Zegers D, Hendrickx R, Verrijken A, Van Hoorenbeeck K, Van Camp J K, de Craemer V, Rooman R P, Desager K N, Massa G, Van Gaal L F, Van Hul W, Beckers S
Department of Medical Genetics, University of Antwerp, Antwerp University Hospital, Antwerp, Belgium.
Pediatr Obes. 2014 Feb;9(1):36-42. doi: 10.1111/j.2047-6310.2012.00131.x. Epub 2013 Jan 16.
What is already known about this subject BDNF is involved in the regulation of food intake and body weight. BDNF deficient animal models are obese. Chromosomal abnormalities cause obesity in humans. What this study adds Evaluation of point mutations in BDNF. Identification of BDNF mutations in obese children. Point mutations in BDNF are not a common cause of childhood obesity.
There is ample evidence that BDNF has a role in the regulation of food intake and body weight. Study of various mouse models gave a clear indication that BDNF deficiency leads to the development of obesity. Functional loss of one copy of the BDNF gene, due to chromosomal rearrangements or microdeletions, can cause an obesity phenotype in humans. Therefore, we wanted to investigate whether point mutations in the gene also result in a comparable phenotype.
We screened 554 severely overweight and obese children and adolescents and 565 lean adults for mutations in the coding region of BDNF. Mutation screening was performed by high-resolution melting curve analysis and direct sequencing.

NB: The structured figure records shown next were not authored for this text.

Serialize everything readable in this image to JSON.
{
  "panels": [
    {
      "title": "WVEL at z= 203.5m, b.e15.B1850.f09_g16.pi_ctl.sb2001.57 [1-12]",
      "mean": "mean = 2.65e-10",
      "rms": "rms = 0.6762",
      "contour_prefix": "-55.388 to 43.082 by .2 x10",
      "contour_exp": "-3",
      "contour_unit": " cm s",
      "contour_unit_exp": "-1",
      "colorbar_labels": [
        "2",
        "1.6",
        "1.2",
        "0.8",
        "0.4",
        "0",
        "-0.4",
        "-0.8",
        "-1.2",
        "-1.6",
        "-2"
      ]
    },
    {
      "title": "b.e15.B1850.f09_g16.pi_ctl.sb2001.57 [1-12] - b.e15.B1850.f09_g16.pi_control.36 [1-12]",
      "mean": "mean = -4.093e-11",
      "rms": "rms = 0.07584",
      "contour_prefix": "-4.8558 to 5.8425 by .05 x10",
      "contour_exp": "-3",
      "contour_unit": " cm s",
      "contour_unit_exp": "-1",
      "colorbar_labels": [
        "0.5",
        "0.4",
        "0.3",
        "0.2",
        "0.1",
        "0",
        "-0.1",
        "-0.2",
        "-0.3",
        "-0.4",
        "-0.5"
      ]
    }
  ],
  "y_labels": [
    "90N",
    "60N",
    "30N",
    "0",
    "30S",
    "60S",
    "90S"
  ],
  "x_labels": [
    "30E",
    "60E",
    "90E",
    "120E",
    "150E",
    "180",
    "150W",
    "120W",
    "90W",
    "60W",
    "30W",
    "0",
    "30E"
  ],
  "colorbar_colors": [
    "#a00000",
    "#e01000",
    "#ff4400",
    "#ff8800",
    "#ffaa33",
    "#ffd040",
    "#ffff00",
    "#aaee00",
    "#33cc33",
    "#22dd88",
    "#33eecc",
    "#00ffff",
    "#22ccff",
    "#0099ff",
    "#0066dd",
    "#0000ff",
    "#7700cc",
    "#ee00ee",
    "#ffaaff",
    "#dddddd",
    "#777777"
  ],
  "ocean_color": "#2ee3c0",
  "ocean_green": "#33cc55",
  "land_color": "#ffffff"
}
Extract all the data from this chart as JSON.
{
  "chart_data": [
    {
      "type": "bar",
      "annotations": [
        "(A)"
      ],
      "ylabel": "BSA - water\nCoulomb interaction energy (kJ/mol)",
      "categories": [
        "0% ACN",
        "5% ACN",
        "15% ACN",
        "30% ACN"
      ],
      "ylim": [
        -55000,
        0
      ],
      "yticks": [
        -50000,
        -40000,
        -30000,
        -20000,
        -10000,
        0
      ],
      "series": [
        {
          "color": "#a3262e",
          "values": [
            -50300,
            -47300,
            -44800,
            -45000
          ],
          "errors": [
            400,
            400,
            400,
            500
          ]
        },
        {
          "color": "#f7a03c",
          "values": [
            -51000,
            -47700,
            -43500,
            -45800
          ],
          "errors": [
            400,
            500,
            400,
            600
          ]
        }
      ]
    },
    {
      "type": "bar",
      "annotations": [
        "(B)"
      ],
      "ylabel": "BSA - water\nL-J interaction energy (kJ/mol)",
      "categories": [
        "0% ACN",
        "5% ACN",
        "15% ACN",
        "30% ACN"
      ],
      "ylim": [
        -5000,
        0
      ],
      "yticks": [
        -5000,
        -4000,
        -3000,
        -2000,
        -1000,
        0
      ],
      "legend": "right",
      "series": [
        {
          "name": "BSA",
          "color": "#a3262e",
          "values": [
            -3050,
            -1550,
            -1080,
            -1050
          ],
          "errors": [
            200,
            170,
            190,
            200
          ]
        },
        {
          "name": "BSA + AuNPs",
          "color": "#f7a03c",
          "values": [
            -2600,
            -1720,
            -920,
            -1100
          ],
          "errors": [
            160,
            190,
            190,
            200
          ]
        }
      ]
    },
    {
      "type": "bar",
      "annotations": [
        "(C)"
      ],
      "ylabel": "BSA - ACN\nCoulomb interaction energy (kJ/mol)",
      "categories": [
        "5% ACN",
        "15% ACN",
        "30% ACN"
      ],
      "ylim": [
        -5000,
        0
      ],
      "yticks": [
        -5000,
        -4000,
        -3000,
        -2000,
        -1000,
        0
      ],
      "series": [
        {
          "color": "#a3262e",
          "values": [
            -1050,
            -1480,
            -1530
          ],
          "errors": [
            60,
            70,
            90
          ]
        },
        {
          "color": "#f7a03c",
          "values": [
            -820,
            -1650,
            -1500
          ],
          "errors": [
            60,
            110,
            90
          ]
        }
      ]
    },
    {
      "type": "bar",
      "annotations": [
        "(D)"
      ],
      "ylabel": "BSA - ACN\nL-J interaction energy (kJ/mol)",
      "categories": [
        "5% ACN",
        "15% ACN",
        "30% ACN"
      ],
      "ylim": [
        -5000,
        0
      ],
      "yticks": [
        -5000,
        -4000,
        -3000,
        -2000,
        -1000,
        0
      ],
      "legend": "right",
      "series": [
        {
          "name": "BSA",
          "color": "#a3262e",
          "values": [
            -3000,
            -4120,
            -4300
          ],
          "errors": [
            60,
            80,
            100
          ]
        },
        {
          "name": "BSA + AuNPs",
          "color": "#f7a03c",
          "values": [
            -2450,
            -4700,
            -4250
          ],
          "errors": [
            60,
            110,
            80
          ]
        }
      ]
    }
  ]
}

Screening of obese patients led to the identification of two synonymous variations (V37V and H65H) and two non-synonymous coding mutations (T2I and V46M) in the BDNF gene. When we subsequently screened our control population, we found T2I with comparable frequency and confirmed that this is a rare and non-pathogenic variant. In addition, we found another non-synonymous mutation (N187S) in the control population.

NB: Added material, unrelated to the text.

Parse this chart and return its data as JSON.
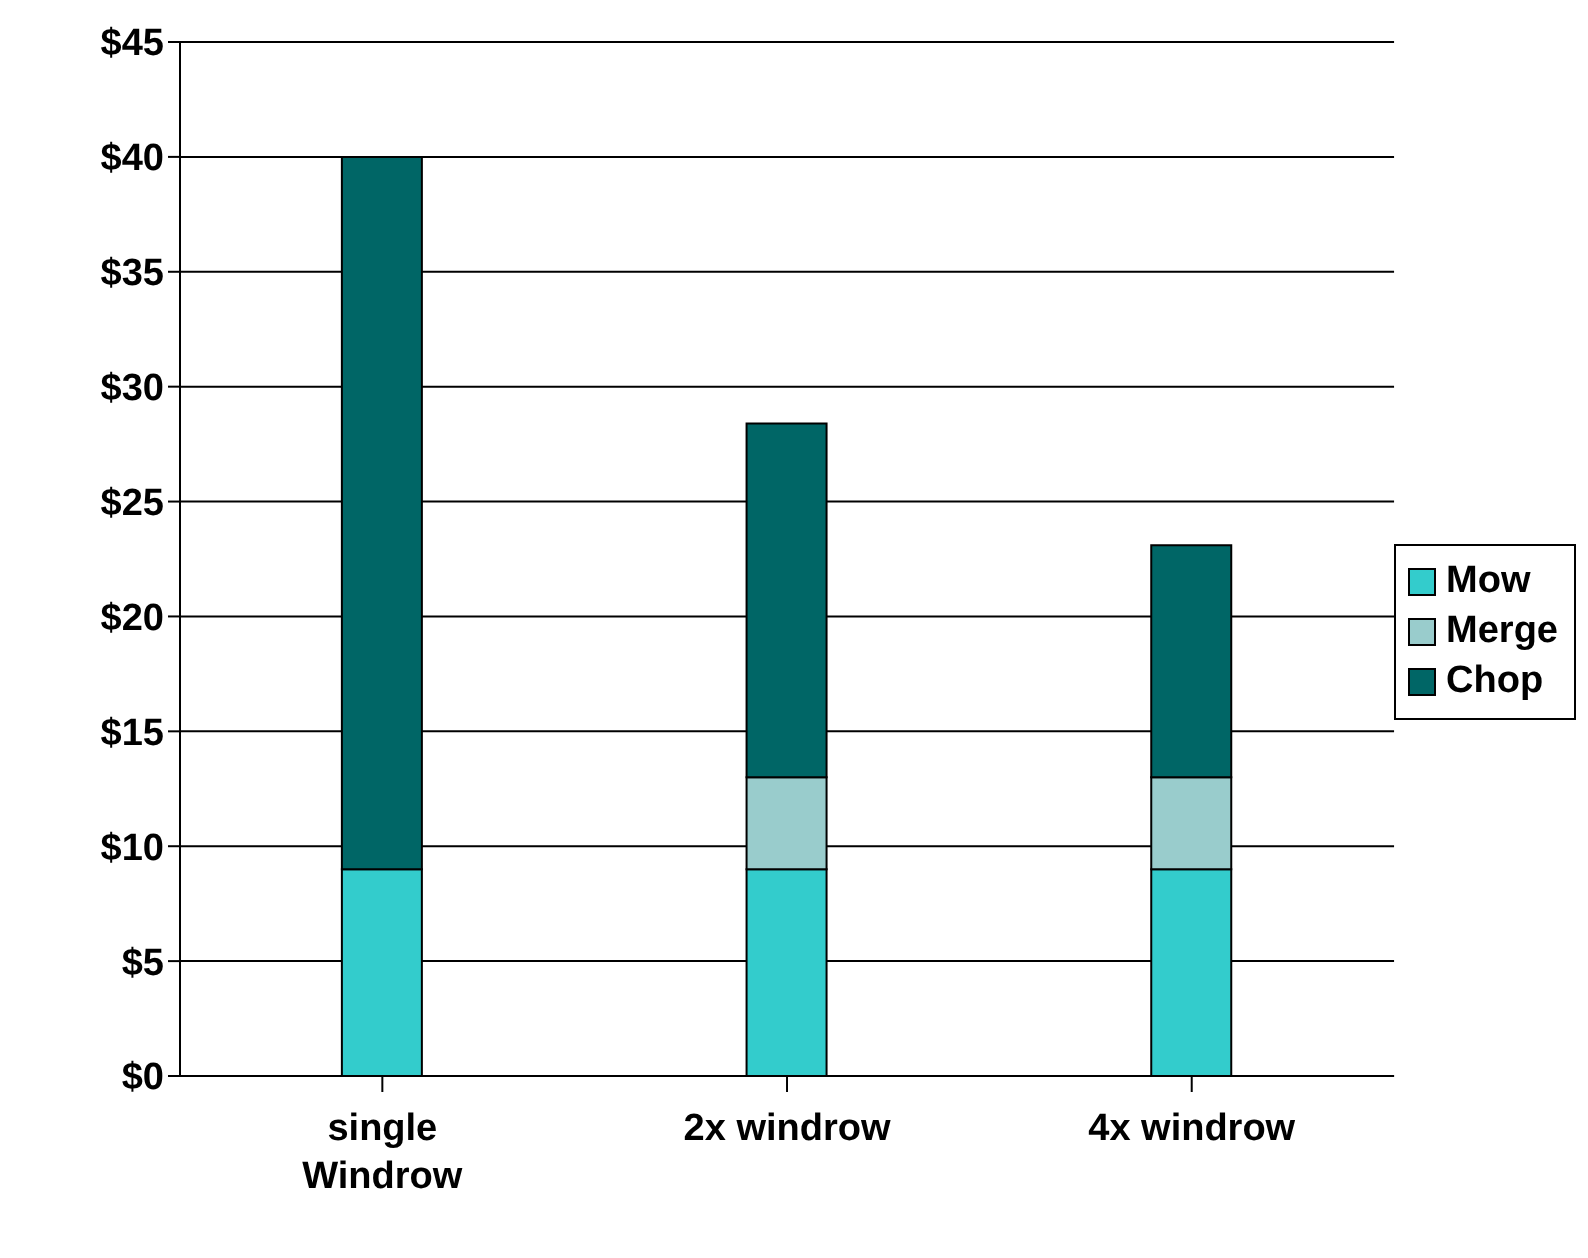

In silico analysis of the V46M variant did not support a clear disease-causing effect and no family data were available in order to determine whether the mutation segregates with obesity. However, we cannot rule out a possible pathogenic effect for this variant. In general, we tend to conclude that mutations in the coding region of BDNF are uncommon in obese patients and are therefore not likely to play an essential role in the pathogenesis of childhood obesity.
关于该主题已知的信息:脑源性神经营养因子(BDNF)参与食物摄入和体重的调节。BDNF缺陷动物模型会出现肥胖。染色体异常会导致人类肥胖。本研究的补充内容:对BDNF中的点突变进行评估。在肥胖儿童中鉴定BDNF突变。BDNF中的点突变并非儿童肥胖的常见原因。
有充分证据表明BDNF在食物摄入和体重调节中起作用。对各种小鼠模型的研究清楚表明BDNF缺乏会导致肥胖的发生。由于染色体重排或微缺失导致BDNF基因一个拷贝的功能丧失,可在人类中引起肥胖表型。因此,我们想研究该基因中的点突变是否也会导致类似的表型。
我们对554名严重超重和肥胖的儿童及青少年以及565名瘦的成年人进行了BDNF编码区突变筛查。通过高分辨率熔解曲线分析和直接测序进行突变筛查。
对肥胖患者的筛查在BDNF基因中鉴定出两个同义变异(V37V和H65H)以及两个非同义编码突变(T2I和V46M)。随后我们对对照人群进行筛查时,发现T2I的频率相当,并证实这是一种罕见的非致病性变异。此外,我们在对照人群中发现了另一个非同义突变(N187S)。
对V46M变异的计算机分析不支持明确的致病作用,且没有家族数据来确定该突变是否与肥胖相关。然而,我们不能排除该变异可能存在的致病作用。总体而言,我们倾向于得出结论,BDNF编码区的突变在肥胖患者中并不常见,因此不太可能在儿童肥胖的发病机制中起关键作用。